Chypre et la troïka ont enregistré samedi soir des progrès vers un accord sur un plan de sauvetage de l'île au bord de la faillite, en convenant d'une taxe sur les gros comptes, après des négociations-marathon à 24 heures du délai européen, selon des médias locaux.

Plusieurs télévisions chypriotes ont annoncé que les deux parties s'étaient accordées sur une décote de 20% des comptes au-delà de 100 000 euros à la Bank of Cyprus et une taxe exceptionnelle de 4% sur les comptes dépassant ce montant dans toutes les banques du pays.

L'accord ne règle cependant pas la question du sort de la Popular Bank (Laiki, en grec), la deuxième du pays, assurent les médias, alors que des sources à Bruxelles ont assuré que la liquidation de la Laiki était acquise. La question devrait être tranchée par les ministres des Finances de l'Eurogroupe lors d'une réunion dimanche à 17 h GMT à Bruxelles.

Le président chypriote Nicos Anastasiades doit partir dimanche matin pour Bruxelles, selon les médias locaux, après de longues discussions-marathon à Nicosie avec la troïka- Union européenne, Banque centrale européenne et Fonds monétaire international (FMI).

Dans la soirée, il a dit espérer un «résultat bientôt». «Nous travaillons avec énergie pour sauver l'économie. Nous déployons tous les efforts possibles», a-t-il écrit sur Twitter.

Aucune confirmation officielle des avancées dans les discussions n'a pu être obtenue dans l'immédiat.

Chypre est tenue de trouver d'ici dimanche soir 7 milliards d'euros -plus du tiers de son PIB-, pour débloquer l'aide de 10 milliards d'euros de la troïka, faute de quoi la BCE coupera lundi les vivres aux banques, qui doivent rouvrir mardi après 10 jours de fermeture.

Peu avant les annonces des médias chypriotes, le commissaire européen chargé des Affaires économiques, Olli Rehn, a affirmé que «le travail et les contacts intensifs (allaient) se poursuivre dans les prochaines heures», après avoir reconnu des «progrès». Il a néanmoins jugé «essentiel» de trouver un accord d'ici «dimanche soir».

Un haut responsable du gouvernement chypriote non identifié, cité par CNA, a critiqué l'attitude «rigide» du FMI lors des négociations, en affirmant qu'il formulait «chaque demi-heure une nouvelle exigence».

«Guerre économique»

Faute d'accord avant lundi, selon des sources européennes, les pays de la zone euro sont prêts à en éjecter Chypre pour éviter que la crise ne menace par contagion d'autres pays ployant sous leur dette comme la Grèce, l'Espagne et l'Italie.
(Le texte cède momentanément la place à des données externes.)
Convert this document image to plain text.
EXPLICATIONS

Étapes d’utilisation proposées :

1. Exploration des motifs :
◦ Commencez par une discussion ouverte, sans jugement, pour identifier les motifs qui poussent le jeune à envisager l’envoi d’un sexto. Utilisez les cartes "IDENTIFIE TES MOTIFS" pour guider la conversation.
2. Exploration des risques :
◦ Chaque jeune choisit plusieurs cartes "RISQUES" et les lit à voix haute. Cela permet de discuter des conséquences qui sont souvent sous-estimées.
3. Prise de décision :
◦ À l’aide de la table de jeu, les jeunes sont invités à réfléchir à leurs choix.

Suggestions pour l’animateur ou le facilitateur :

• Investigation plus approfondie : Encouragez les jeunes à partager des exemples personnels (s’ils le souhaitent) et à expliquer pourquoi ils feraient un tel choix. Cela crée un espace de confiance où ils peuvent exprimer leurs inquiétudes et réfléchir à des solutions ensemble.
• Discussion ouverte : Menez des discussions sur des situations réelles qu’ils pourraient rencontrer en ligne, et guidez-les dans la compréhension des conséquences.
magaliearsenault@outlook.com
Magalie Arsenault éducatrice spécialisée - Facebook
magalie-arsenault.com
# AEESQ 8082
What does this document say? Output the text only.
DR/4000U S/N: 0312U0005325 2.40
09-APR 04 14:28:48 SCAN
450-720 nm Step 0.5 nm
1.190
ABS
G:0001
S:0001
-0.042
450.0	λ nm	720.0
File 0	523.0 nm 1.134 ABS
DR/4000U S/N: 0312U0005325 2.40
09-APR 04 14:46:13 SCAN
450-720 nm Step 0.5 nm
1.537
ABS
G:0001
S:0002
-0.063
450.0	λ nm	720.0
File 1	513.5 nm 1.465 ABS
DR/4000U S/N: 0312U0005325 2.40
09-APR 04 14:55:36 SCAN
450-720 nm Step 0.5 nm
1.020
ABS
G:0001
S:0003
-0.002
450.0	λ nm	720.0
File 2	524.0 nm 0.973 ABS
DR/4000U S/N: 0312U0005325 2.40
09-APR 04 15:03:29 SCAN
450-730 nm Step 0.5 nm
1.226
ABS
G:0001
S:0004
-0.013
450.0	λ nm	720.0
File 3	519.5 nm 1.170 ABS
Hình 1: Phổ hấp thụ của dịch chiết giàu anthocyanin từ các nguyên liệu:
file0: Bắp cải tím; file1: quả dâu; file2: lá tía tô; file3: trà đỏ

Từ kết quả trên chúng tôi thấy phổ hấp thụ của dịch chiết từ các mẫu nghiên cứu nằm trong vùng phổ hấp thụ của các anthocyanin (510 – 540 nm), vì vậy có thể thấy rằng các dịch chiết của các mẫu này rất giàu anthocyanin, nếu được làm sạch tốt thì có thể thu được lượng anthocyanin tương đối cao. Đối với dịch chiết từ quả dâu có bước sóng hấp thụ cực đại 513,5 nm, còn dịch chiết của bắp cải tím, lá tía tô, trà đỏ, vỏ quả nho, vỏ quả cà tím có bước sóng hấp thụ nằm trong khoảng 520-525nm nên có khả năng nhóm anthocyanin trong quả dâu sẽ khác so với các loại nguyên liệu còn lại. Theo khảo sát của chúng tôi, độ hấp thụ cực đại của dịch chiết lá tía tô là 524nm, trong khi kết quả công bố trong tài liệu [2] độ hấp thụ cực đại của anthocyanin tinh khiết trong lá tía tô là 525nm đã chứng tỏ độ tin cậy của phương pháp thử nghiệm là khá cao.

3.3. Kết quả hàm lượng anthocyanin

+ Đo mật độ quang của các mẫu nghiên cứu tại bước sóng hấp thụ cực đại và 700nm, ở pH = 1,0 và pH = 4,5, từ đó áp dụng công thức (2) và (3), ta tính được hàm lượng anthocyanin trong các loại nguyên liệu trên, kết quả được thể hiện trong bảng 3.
Face à la menace d'effondrement de l'économie, les députés chypriotes, qui avaient rejeté mardi un premier accord prévoyant une taxe sur tous les dépôts bancaires, ont adopté vendredi une série de mesures liées au nouveau plan: restructuration du secteur bancaire, création d'un fonds de solidarité et limitation des mouvements de capitaux à la réouverture des banques.

Selon plusieurs sources proches des négociations à Bruxelles, le plan négocié comprend la restructuration de la Bank of Cyprus et de la Popular Bank, qui «doivent disparaître» pour laisser la place à une nouvelle banque créée avec leurs actifs sains.

La mesure devait être complétée par une décote sur les actifs sains tirés des deux banques.

La loi de restructuration votée vendredi prévoit déjà le gel de tous les dépôts de la Popular Bank au-delà de 100 000 euros et selon les médias locaux, la décote attendue sur les gros comptes de la Bank of Cyprus pourrait être compensée en bons du Trésor, ce qui éviterait un vote au Parlement.

Une décote ou à plus forte raison un gel des comptes aura des effets très néfastes sur l'économie chypriote, déjà plongée dans une profonde récession, car elle menacera de faillite à très court terme les entreprises ayant emprunté en vue d'investissements ou fonctionnant avec d'importantes liquidités.

Alors que la situation sur l'île devenait critique pour nombre d'entreprises incapables de payer leurs fournisseurs ou d'être payées et où beaucoup de restaurants, magasins ou stations-service refusaient les paiements par carte, des centaines d'employés de banque ont manifesté samedi à Nicosie.

Ils ont réclamé des garanties pour leurs emplois et leurs fonds de pension, menaçant sinon de se mettre en grève mardi.

«Nous avons travaillé toute notre vie, nos enfants doivent finir leurs études et nous avons des dettes. Ce que Hitler n'a pu faire avec les armes, on nous le fait aujourd'hui avec une guerre économique. C'est inacceptable», peste Anthoula Tiba, une employée de banque, exprimant le ressentiment de nombreux Chypriotes envers l'Allemagne accusée d'être à l'origine des conditions imposées en contrepartie du plan de sauvetage.